As we move toward winter with shorter daylight hours and falling temperatures, many people begin to feel the cloud of seasonal depression.

Seasonal affective disorder (SAD) is a form of depression that occurs seasonally, typically in the winter months. SAD is not just the winter blues – SAD is a subtype of major depressive disorder. It can also occur during summer, but it is much less common that time of year.

Many of the symptoms are similar to major depression, but they are only experienced for part of the year. Symptoms include sustained depressed mood for more than two weeks; feeling sad, hopeless or irritable; changes in appetite; difficulty sleeping or sleeping too much; lack of energy; and loss of interest in typically enjoyable activities. However, there are some differences between the two disorders.  Compared to people with major depression, people with SAD tend to oversleep rather than have insomnia, tend to be more lethargic rather than irritable, and may especially crave carbohydrates. 

SAD affects an estimated one in 20 adults. However, the percentage is greater among people living further north. An estimated 1% of people in Florida compared to 2-6% in Canada and 9% in Alaska experience SAD. Women are four times more likely to experience SAD than men.   

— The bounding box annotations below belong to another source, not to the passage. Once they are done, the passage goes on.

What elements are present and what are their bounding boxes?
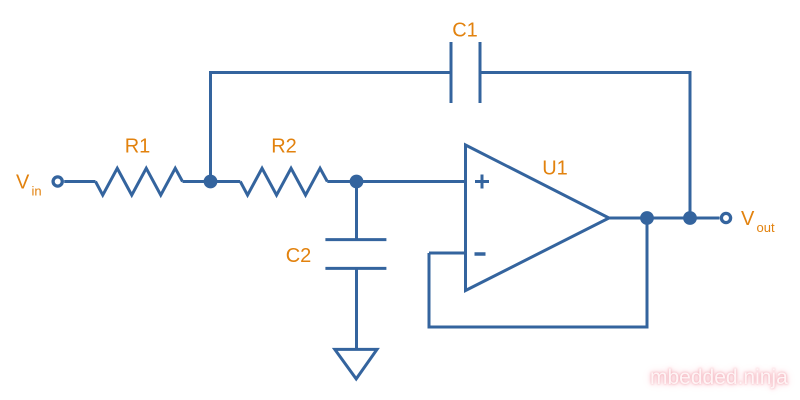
op-amp minus symbol [475, 252, 486, 256]
svg-text:out: out [757, 220, 775, 235]
svg-text:in: in [32, 184, 42, 199]
wire C2 to ground [355, 268, 358, 349]
svg-text:C1: C1 [452, 19, 478, 41]
wire input lead [64, 180, 95, 183]
ground [335, 349, 377, 379]
svg-text:U1: U1 [542, 157, 568, 179]
C1 junction dot [683, 211, 697, 225]
svg-text:R1: R1 [125, 136, 151, 158]
wire node B down to C2 [355, 182, 358, 240]
node B junction dot [350, 175, 364, 189]
wire inverting input lead [429, 252, 466, 255]
capacitor C1 left plate [450, 42, 453, 103]
wire R2 to op-amp non-inverting input [327, 180, 465, 183]
wire feedback loop [429, 218, 647, 327]
capacitor C2 bottom plate [325, 267, 386, 270]
wire C1 feedback top loop right [480, 73, 690, 219]
op-amp U1 body [466, 145, 610, 291]
feedback junction dot [640, 211, 654, 225]
node A junction dot [204, 175, 218, 189]
wire R1 to R2 through node A [183, 180, 241, 183]
capacitor C1 right plate [479, 42, 482, 103]
input terminal Vin [53, 177, 62, 186]
wire C1 feedback top loop left [211, 73, 452, 182]
op-amp plus symbol [475, 180, 489, 183]
capacitor C2 top plate [325, 238, 386, 241]
watermark mbedded.ninja [650, 366, 800, 390]
svg-text:V: V [16, 172, 30, 194]
resistor R2 [240, 168, 327, 195]
svg-text:V: V [741, 208, 755, 230]
wire op-amp output [609, 217, 720, 220]
svg-text:R2: R2 [271, 136, 297, 158]
resistor R1 [96, 168, 183, 195]
svg-text:C2: C2 [286, 245, 312, 267]
output terminal Vout [721, 213, 730, 222]
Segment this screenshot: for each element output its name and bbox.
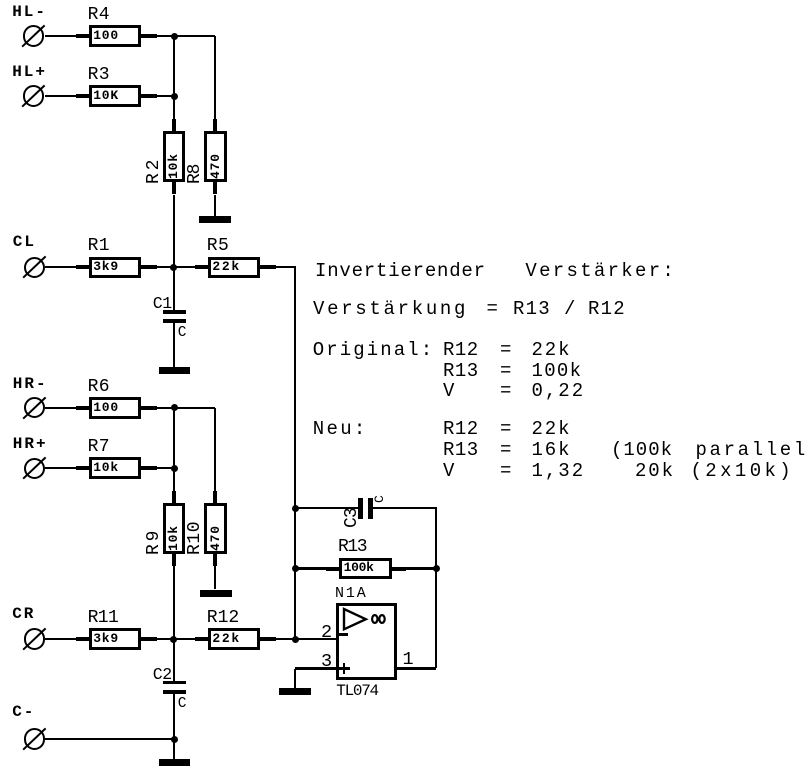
connector pad HL- — [23, 25, 44, 46]
connector pad CR — [24, 628, 45, 649]
junction node B (R3/R2) — [171, 93, 178, 100]
wire R6 to node C — [157, 407, 215, 409]
pin stub R4 left — [76, 34, 89, 38]
text line2 word1 — [313, 301, 468, 317]
text line8 eq — [500, 463, 511, 479]
resistor R4 — [89, 25, 141, 47]
text line6 eq — [500, 421, 511, 437]
text line3 22k — [532, 342, 572, 358]
text line6 R12 — [443, 421, 479, 437]
resistor R7 — [89, 457, 141, 479]
junction CL node — [170, 264, 177, 271]
wire C- pad to node — [45, 738, 174, 740]
wire CR pad to R11 — [45, 638, 76, 640]
text line3 R12 — [443, 342, 479, 358]
pin number 3 — [321, 654, 332, 669]
pin stub R4 right — [141, 34, 157, 38]
label TL074 — [336, 684, 378, 699]
pin stub R12 left — [195, 637, 208, 641]
wire CR node to R12 — [174, 638, 195, 640]
label R7 — [88, 440, 110, 454]
pin stub R5 right — [260, 265, 276, 269]
pin number 1 — [403, 652, 414, 667]
text line7 eq — [500, 442, 511, 458]
ground below R8 — [199, 216, 231, 223]
value C — [178, 697, 187, 711]
wire CL pad to R1 — [45, 266, 76, 268]
junction R13 tap — [292, 565, 299, 572]
pin stub R9 bottom — [172, 554, 176, 567]
pin stub R1 right — [141, 265, 157, 269]
capacitor C3 — [358, 498, 363, 519]
wire pin3 ground drop — [294, 669, 296, 689]
resistor R1 — [89, 257, 141, 279]
wire C- node to ground — [173, 739, 175, 759]
connector pad CL — [24, 257, 45, 278]
wire node C to node D to R9 — [173, 407, 175, 504]
label R8 — [188, 164, 202, 183]
wire R13 to feedback column — [406, 567, 436, 569]
wire node C down to R10 — [214, 408, 216, 503]
resistor R2 — [163, 131, 186, 182]
pin stub R8 bottom — [213, 182, 217, 195]
text line2 R12 — [588, 301, 626, 317]
pin stub R10 bottom — [213, 554, 217, 567]
pin stub R11 right — [141, 637, 157, 641]
junction node C (R6/R9) — [171, 404, 178, 411]
op-amp triangle — [342, 607, 370, 633]
label C2 — [153, 668, 172, 682]
text line1 word2 — [525, 263, 676, 279]
resistor R5 — [208, 257, 260, 279]
pin stub R9 top — [172, 491, 176, 504]
text line6 Neu — [313, 421, 368, 437]
wire HR- pad to R6 — [45, 407, 76, 409]
junction summing node (pin 2) — [292, 636, 299, 643]
pin stub R3 right — [141, 94, 157, 98]
text line8 1,32 — [532, 463, 586, 479]
capacitor C1 — [163, 310, 186, 313]
connector pad HL+ — [23, 85, 44, 106]
label R5 — [207, 239, 229, 253]
text line2 slash — [564, 301, 576, 317]
label R11 — [88, 611, 119, 625]
summing node column — [294, 266, 296, 639]
label R3 — [88, 68, 110, 82]
wire R4 to node A — [157, 35, 215, 37]
text line3 eq — [500, 342, 511, 358]
wire R5 to summing column — [276, 266, 295, 268]
connector pad HR+ — [24, 458, 45, 479]
label R9 — [147, 528, 161, 555]
resistor R12 — [208, 628, 260, 650]
pin stub R3 left — [76, 94, 89, 98]
label R13 — [338, 540, 366, 554]
value C — [178, 326, 187, 340]
label C3 — [345, 508, 359, 528]
junction CR node — [170, 636, 177, 643]
text line2 eq — [487, 301, 498, 317]
wire R9 to CR node — [173, 566, 175, 639]
label R10 — [188, 521, 202, 555]
text line2 R13 — [513, 301, 551, 317]
junction node D (R7/R9) — [171, 465, 178, 472]
label R12 — [207, 611, 239, 625]
junction C- node — [171, 736, 178, 743]
wire node to C3 — [295, 507, 358, 509]
wire R1 to CL node — [157, 266, 174, 268]
resistor R11 — [89, 628, 141, 650]
wire node A down to R8 — [214, 36, 216, 132]
ground at pin 3 — [279, 688, 311, 695]
wire R2 to CL node — [173, 195, 175, 268]
capacitor C2 — [163, 681, 186, 684]
label R2 — [147, 156, 161, 183]
pin stub R13 right — [392, 567, 406, 571]
pin stub R13 left — [326, 567, 339, 571]
junction node A (R4/R2) — [171, 33, 178, 40]
op-amp N1A box — [336, 603, 398, 680]
wire R3 to node B — [157, 95, 174, 97]
wire node to R13 — [295, 567, 326, 569]
text line7 R13 — [443, 442, 479, 458]
wire HL- pad to R4 — [45, 35, 77, 37]
text line8 paren — [691, 463, 795, 479]
text line3 Original — [313, 342, 435, 358]
text line5 0,22 — [532, 383, 586, 399]
net label HL- — [12, 5, 47, 19]
pin stub R10 top — [213, 491, 217, 504]
junction R13/output — [433, 565, 440, 572]
ground below R10 — [200, 590, 232, 597]
pin stub R8 top — [213, 119, 217, 132]
minus sign pin 2 — [339, 633, 349, 636]
text line5 V — [443, 383, 454, 399]
wire pin 3 to ground column — [295, 667, 336, 669]
text line4 eq — [500, 363, 511, 379]
wire CL node to C1 — [173, 267, 175, 310]
resistor R6 — [89, 397, 141, 419]
wire C3 to feedback column — [373, 507, 436, 509]
pin stub R12 right — [260, 637, 276, 641]
wire HR+ pad to R7 — [45, 467, 76, 469]
text line1 word1 — [315, 263, 486, 279]
text line5 eq — [500, 383, 511, 399]
resistor R8 — [204, 131, 227, 182]
feedback column — [435, 507, 437, 668]
pin stub R7 left — [76, 466, 89, 470]
text line4 R13 — [443, 363, 479, 379]
pin stub R2 top — [172, 119, 176, 132]
wire CL node to R5 — [174, 266, 195, 268]
wire CR node to C2 — [173, 639, 175, 681]
wire summing node to op-amp pin 2 — [295, 638, 336, 640]
net label CL — [13, 235, 36, 249]
net label HL+ — [12, 65, 47, 79]
net label C- — [12, 705, 35, 719]
pin stub R7 right — [141, 466, 157, 470]
junction C3 tap — [292, 505, 299, 512]
text line8 20k — [635, 463, 675, 479]
label C1 — [153, 297, 172, 311]
pin stub R6 left — [76, 406, 89, 410]
resistor R3 — [89, 85, 141, 107]
pin stub R5 left — [195, 265, 208, 269]
wire R8 to ground — [214, 195, 216, 217]
resistor R10 — [204, 503, 227, 554]
text line7 16k — [532, 442, 572, 458]
pin stub R6 right — [141, 406, 157, 410]
resistor R9 — [163, 503, 186, 554]
pin number 2 — [321, 625, 332, 640]
label N1A — [335, 586, 368, 601]
label R6 — [88, 380, 110, 394]
plus sign pin 3 — [339, 667, 350, 670]
value C of C3 — [374, 495, 385, 503]
wire pin 1 output — [396, 667, 436, 669]
wire R11 to CR node — [157, 638, 174, 640]
connector pad HR- — [24, 397, 45, 418]
pin stub R11 left — [76, 637, 89, 641]
label R4 — [88, 8, 110, 22]
wire C2 to C- node — [173, 694, 175, 739]
wire R7 to node D — [157, 467, 174, 469]
ground below C1 — [159, 367, 190, 374]
net label HR- — [13, 377, 48, 391]
net label CR — [12, 607, 35, 621]
text line6 22k — [532, 421, 572, 437]
pin stub R1 left — [76, 265, 89, 269]
text line8 V — [443, 463, 454, 479]
wire C1 to ground — [173, 323, 175, 367]
text line7 parallel — [696, 442, 808, 458]
connector pad C- — [24, 728, 45, 749]
pin stub R2 bottom — [172, 182, 176, 195]
net label HR+ — [13, 437, 48, 451]
wire R12 to summing node — [276, 638, 295, 640]
label R1 — [88, 239, 110, 253]
text line4 100k — [532, 363, 583, 379]
wire node A to node B to R2 — [173, 35, 175, 132]
wire R10 to ground — [214, 566, 216, 589]
text line7 paren — [611, 442, 673, 458]
wire HL+ pad to R3 — [45, 95, 77, 97]
op-amp infinity gain symbol — [369, 612, 389, 627]
ground below C2 — [159, 759, 190, 766]
resistor R13 — [339, 558, 392, 580]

Treatments are available and effective.  The most common is bright light therapy. Antidepressant medication and counseling/therapy are also effective in treating SAD and the treatments can be used in combination. Unfortunately, people often do not get treatment. For example, among patients recruited for a study of SAD, nearly 60 percent had never been treated.

Bright light therapy has been used for more than 30 years to treat SAD and offers several advantages—it is well-established, non-invasive, has minimal side-effects, and is fast-acting. People often see improvements in symptoms within a week. Light therapy is used daily – using a light box emitting white light (10,000 lux, about 20 times brighter than ordinary indoor lighting).

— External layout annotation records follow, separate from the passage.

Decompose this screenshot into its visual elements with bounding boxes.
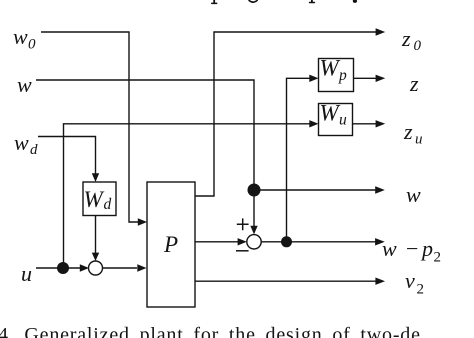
wire Wu output to zu xyxy=(353,123,376,125)
svg-text:u: u xyxy=(339,112,347,129)
top text descender fragments xyxy=(213,0,215,3)
box Wd xyxy=(83,182,116,216)
svg-text:−: − xyxy=(406,236,418,261)
svg-text:p: p xyxy=(420,236,433,261)
summing junction D xyxy=(247,235,261,249)
box Wp xyxy=(319,59,354,92)
wire wd input: right then down to Wd xyxy=(38,137,96,175)
arrowhead v2 xyxy=(375,278,385,285)
svg-text:z: z xyxy=(401,26,411,51)
box Wu xyxy=(319,104,353,136)
wire from dot A up to Wu input xyxy=(64,124,310,268)
arrowhead into sum B from top (Wd) xyxy=(92,253,99,261)
arrowhead into Wd from top (wd) xyxy=(92,173,99,182)
arrowhead zu xyxy=(376,120,386,127)
svg-text:v: v xyxy=(405,268,415,293)
arrowhead z0 xyxy=(376,28,386,35)
wire Wp output to z xyxy=(354,77,378,79)
svg-text:d: d xyxy=(104,196,112,213)
arrowhead into sum D from left (p2) xyxy=(238,238,247,245)
svg-text:2: 2 xyxy=(417,282,425,298)
wire w output: from dot C right xyxy=(254,189,377,191)
arrowhead w output xyxy=(375,186,385,193)
svg-text:w: w xyxy=(382,236,397,261)
svg-text:w: w xyxy=(406,182,421,207)
svg-text:d: d xyxy=(30,142,38,158)
svg-text:w: w xyxy=(17,72,32,97)
svg-text:0: 0 xyxy=(28,37,36,53)
svg-text:P: P xyxy=(163,232,178,257)
arrowhead into P (u) xyxy=(137,264,146,271)
wire Wd output down to sum B xyxy=(95,216,97,255)
svg-text:u: u xyxy=(21,261,32,286)
wire P output p2 to sum D xyxy=(195,241,239,243)
arrowhead w-p2 xyxy=(375,238,385,245)
arrowhead into Wp xyxy=(309,75,318,82)
box P xyxy=(147,182,195,307)
svg-text:z: z xyxy=(403,119,413,144)
wire from dot E up to Wp input xyxy=(287,78,311,242)
minus sign at sum D xyxy=(236,250,249,252)
arrowhead z xyxy=(376,75,386,82)
arrowhead into sum D from top (w) xyxy=(250,226,257,235)
svg-text:4. Generalized plant for the d: 4. Generalized plant for the design of t… xyxy=(0,324,421,338)
wire w0 input: right then down then into P xyxy=(41,32,138,222)
arrowhead into Wu xyxy=(309,120,318,127)
wire P output v2 xyxy=(195,280,376,282)
junction dot C on w line xyxy=(248,184,261,197)
wire sum D to w-p2 arrow xyxy=(261,241,376,243)
svg-text:z: z xyxy=(409,71,419,96)
wire sum B to P xyxy=(103,267,138,269)
wire w input: right then down through dot to sum D xyxy=(36,80,254,227)
svg-text:w: w xyxy=(14,130,29,155)
junction dot A on u line xyxy=(57,262,69,274)
junction dot E on w-p2 line xyxy=(281,236,292,247)
plus sign at sum D xyxy=(237,218,249,230)
arrowhead into P (w0) xyxy=(138,218,147,225)
summing junction B xyxy=(89,261,103,275)
svg-text:u: u xyxy=(415,132,423,148)
wire z0: from P output up and right xyxy=(195,32,377,196)
svg-text:2: 2 xyxy=(434,250,442,266)
svg-text:W: W xyxy=(320,101,341,126)
svg-text:w: w xyxy=(13,24,28,49)
svg-text:W: W xyxy=(320,56,341,81)
wire u input through dot A to sum B xyxy=(36,267,81,269)
svg-text:p: p xyxy=(338,67,347,84)
svg-text:0: 0 xyxy=(414,38,422,54)
arrowhead into sum B from left (u) xyxy=(80,264,89,271)
svg-text:W: W xyxy=(84,187,105,212)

The person typically sits about 16 to 24 inches from the eyes to the light box, with their eyes open, but not staring at the light. It is typically used for about 20 to 30 minutes day, but the person can be doing other activities during this time, such as reading, watching TV, eating, working on a computer. It is generally recommended to use the light early in the morning shortly after waking. Consistent daily use is important for it to be effective. Light therapy boxes for SAD are different than those used to treat skin conditions such as psoriasis. The SAD light boxes do not emit ultraviolet light (which can be damaging to the eyes and skin).

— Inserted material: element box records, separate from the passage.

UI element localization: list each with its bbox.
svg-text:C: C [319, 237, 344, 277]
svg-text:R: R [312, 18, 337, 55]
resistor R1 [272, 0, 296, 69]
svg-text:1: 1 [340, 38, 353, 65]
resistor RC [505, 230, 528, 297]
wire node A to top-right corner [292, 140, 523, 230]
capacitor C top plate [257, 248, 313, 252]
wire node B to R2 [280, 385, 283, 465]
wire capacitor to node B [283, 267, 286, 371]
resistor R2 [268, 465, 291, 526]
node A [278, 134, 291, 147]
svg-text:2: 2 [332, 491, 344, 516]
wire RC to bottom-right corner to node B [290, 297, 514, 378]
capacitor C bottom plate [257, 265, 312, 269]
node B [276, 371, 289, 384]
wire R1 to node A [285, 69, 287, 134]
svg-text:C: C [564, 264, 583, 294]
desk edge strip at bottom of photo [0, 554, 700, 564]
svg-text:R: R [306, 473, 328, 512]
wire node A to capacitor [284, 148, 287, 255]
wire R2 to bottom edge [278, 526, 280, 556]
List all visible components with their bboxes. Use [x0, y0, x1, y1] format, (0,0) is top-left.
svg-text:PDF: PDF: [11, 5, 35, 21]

You can purchase a light therapy box without a prescription, but it is best to work with your doctor or mental health professional to help ensure you use it safety and effectively. 

One variation on light therapy is referred to as dawn simulation. As the name implies, it mimics dawn beginning with a very low-level light while the individual is still asleep and gradually increases to room light level (using a regular bedside lamp, about 250 lux) over about 30 to 90 minutes. It is timed to end at the person’s wake up time. 

A study comparing the use of bright light therapy and dawn simulation found them overall similarly effective. Some people with more severe depression found the bright light more effective. Some people preferred the dawn simulation because it saved time (no sitting in front of a light), the device was more compact and it was a more "natural" action.

Antidepressant medication, fluoxetine in particular, is also used to treat SAD. Counseling, specifically cognitive behavior therapy, is also effective in addressing the symptoms of SAD. In addition, several lifestyle changes can also help, including a healthy diet, regular exercise, increased time spent outdoors, and mindfulness and other stress-reduction techniques.